Dopo alcune esperienze vissute in vari monasteri, ottenne di ritirarsi a vivere da eremita. Prima fu però consacrato sacerdote. Rimase eremita solo tre anni, in questo breve lasso di tempo, raccolse numerosi giovani che si misero alla sua sequela.

Nel 1954 venne inviato ad Alessandria, quale vicario del Patriarca Yusab II°. Qui rimise ordine al patriarcato, risanando le finanze e non solo. Ma poi a causa di invidie da parte dei notabili di quella chiesa, nel 1956 ottenne di ritirarsi nel monastero di Dayr anbà Samù il.

Anche qui lo seguirono numerosi discepoli, tra i quali il futuro patriarca Shenuda III°. Nell’agosto del 1960 Matta El Meskin si trasferì con i suoi monaci a Wàdì al Rayyàn, nel deserto occidentale, a circa duecento chilometri a sud-overst del Cairo, dando inizio ad uno dei movimenti monastici più rivoluzioni dei tempi moderni. Numerosi giovani accorrevano al monastero da tutto l’Egitto, facendo rifiorire i fasti dell’antico monachesimo egiziano, culla del cristianesimo primitivo.

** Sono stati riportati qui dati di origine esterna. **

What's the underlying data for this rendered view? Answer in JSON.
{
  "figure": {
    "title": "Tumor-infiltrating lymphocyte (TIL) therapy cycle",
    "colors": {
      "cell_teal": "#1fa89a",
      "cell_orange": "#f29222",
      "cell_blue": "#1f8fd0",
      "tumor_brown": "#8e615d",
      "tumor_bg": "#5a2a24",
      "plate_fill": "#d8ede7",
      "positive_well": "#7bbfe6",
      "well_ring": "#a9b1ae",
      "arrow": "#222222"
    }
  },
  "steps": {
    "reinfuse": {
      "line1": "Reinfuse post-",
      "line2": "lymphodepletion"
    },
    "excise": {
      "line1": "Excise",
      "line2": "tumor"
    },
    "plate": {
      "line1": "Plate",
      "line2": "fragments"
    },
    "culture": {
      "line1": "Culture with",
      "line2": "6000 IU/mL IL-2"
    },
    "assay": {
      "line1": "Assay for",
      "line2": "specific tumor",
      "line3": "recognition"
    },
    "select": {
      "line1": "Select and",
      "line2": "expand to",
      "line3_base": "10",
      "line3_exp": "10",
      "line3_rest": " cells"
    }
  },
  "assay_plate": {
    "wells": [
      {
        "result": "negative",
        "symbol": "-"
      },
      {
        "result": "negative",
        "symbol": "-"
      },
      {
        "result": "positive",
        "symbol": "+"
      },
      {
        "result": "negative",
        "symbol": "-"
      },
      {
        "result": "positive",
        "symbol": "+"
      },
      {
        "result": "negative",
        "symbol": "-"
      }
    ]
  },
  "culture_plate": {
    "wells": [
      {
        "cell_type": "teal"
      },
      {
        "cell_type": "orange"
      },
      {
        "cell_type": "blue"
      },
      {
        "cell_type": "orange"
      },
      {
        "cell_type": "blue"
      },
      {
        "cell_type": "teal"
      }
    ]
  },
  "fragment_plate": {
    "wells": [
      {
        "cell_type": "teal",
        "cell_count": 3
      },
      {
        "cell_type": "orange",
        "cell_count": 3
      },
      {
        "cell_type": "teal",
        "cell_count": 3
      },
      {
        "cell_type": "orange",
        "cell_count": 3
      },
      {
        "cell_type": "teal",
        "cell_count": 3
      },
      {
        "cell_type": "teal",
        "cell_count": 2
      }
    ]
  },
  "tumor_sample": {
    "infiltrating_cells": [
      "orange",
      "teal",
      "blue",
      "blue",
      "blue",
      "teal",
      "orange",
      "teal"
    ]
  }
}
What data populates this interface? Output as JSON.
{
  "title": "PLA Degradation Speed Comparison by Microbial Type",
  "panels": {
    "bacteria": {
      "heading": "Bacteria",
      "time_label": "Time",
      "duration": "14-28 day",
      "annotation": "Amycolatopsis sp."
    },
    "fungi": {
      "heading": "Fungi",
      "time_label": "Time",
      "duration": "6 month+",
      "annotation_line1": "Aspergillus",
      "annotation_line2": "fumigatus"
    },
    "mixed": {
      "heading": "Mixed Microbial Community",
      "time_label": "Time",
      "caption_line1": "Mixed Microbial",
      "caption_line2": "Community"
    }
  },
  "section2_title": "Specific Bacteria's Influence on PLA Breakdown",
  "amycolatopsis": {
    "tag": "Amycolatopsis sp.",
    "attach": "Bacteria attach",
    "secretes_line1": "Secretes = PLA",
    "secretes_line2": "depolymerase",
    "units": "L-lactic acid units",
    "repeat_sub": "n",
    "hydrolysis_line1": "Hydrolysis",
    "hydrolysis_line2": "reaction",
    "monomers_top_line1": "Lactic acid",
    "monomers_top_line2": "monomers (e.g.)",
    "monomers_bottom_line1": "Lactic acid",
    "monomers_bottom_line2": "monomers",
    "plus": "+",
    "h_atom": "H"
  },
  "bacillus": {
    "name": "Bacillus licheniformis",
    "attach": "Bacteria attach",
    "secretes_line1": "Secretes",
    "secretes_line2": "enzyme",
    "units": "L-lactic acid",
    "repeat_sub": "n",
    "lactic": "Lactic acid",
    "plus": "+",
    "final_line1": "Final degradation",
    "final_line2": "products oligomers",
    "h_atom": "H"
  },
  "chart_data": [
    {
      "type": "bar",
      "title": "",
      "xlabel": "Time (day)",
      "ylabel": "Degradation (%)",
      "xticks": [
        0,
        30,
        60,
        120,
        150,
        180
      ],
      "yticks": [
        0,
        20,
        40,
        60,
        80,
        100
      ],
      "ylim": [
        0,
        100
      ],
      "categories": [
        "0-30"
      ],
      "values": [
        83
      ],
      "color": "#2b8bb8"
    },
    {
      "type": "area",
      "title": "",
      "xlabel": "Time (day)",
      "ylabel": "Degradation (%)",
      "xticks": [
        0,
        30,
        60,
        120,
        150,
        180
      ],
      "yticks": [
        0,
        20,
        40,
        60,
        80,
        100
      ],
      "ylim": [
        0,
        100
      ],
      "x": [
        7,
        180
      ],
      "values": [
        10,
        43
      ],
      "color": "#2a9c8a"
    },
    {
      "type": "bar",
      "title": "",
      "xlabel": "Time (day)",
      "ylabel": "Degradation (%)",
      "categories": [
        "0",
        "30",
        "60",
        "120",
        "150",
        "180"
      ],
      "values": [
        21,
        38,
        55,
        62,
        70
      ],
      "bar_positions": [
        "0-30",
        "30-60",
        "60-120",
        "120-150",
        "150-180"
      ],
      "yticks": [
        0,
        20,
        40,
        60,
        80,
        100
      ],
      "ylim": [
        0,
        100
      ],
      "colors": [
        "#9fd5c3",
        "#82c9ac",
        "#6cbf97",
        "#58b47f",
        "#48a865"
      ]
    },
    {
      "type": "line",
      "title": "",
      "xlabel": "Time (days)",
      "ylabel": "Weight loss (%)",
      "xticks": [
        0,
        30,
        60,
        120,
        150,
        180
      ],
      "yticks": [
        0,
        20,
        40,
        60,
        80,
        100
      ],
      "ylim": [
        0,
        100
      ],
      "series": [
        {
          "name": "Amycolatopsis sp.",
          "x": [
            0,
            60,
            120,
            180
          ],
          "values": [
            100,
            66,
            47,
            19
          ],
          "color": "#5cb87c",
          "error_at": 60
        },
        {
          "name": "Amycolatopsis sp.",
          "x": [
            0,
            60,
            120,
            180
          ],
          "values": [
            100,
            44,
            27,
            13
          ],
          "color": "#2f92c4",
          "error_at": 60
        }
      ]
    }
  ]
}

Padre Matta El Meskin ha pubblicato centottanta volumi di teologia e di spiritualità, il suo libro sulla preghiera ha segnato la vita di migliaia di lettori, oggi la sua figura giganteggia nella chiesa universale. Ecco perché abbiamo scelto di ascoltare i suoi consigli sulla preghiera, per offrire alla nostra povera umanità un porto sicuro di approdo e di speranza.